Suppose that I have a data frame (example_df) that consists of five columns: col1, col2, col3, col4, and col5. I am trying to create a function which takes in example_df and one of its columns to build a new data frame that displays the frequency of each col1, col4, and var combination, as shown below:
summarize_data <- function (df, var) {
var_combination <- data.frame()
temp <- na.omit(unique(df))
unique_var <- unique(temp$var)
for (i in 1:length(unique_var)){
temp2 <- temp[temp$var == unique_var[i], ]
unique_col1 <- na.omit(unique(temp2$col1))
for (j in 1:length(unique_col1)){
temp3 <- temp2[temp2$col1 == unique_col1[j], ]

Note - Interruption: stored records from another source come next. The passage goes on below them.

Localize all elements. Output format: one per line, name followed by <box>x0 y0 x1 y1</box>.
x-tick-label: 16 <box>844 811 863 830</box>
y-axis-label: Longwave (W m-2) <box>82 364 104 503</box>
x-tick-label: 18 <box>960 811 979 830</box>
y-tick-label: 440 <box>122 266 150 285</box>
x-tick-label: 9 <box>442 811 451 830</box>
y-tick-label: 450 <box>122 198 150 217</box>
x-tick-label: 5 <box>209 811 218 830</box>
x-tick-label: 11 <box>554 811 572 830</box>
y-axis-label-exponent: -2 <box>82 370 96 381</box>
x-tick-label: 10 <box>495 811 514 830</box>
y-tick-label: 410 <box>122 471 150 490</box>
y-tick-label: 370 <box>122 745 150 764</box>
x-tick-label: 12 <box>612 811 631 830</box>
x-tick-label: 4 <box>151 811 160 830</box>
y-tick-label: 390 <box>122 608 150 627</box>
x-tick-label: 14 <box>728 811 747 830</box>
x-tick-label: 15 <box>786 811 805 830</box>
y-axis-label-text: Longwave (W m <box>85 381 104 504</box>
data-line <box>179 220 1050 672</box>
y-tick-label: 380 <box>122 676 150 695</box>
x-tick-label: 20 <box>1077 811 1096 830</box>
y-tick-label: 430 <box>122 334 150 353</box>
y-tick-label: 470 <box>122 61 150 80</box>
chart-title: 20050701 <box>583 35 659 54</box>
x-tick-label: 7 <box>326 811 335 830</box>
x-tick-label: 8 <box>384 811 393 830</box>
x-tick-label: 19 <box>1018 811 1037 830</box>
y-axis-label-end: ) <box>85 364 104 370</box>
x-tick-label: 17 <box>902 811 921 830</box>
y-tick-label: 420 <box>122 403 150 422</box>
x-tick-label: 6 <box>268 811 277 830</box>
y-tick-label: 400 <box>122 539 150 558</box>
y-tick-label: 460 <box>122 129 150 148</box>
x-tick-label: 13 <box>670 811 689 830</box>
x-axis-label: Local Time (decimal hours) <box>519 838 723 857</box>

temp3 <- temp3[!is.na(temp3$col3), ]
var_combination <- rbind(var_combination,
cbind(data.frame(table(temp3$col4)),
var = unique_var[i],
"Col1" = unique_col1[j]))
}
}
}
So if I were to call summarize_data(example_df, col2), I want R to process it such that it will generate col2_combination and unique_col2 as local variables, and recognize temp$var as temp$col2. In short, wherever R sees var, it will replace it by col2. In the final data frame, col2_combination, it will (ideally) have the column names as Var1, Freq (both of which are generated by R through the table statement), col2, and col1.
Is there a way to generate local variables inside summarize_data such that part of its name is taken directly from the second parameter? (col2_combination, unique_col2) And is it even possible for R to understand temp$var as temp$col2 in this case?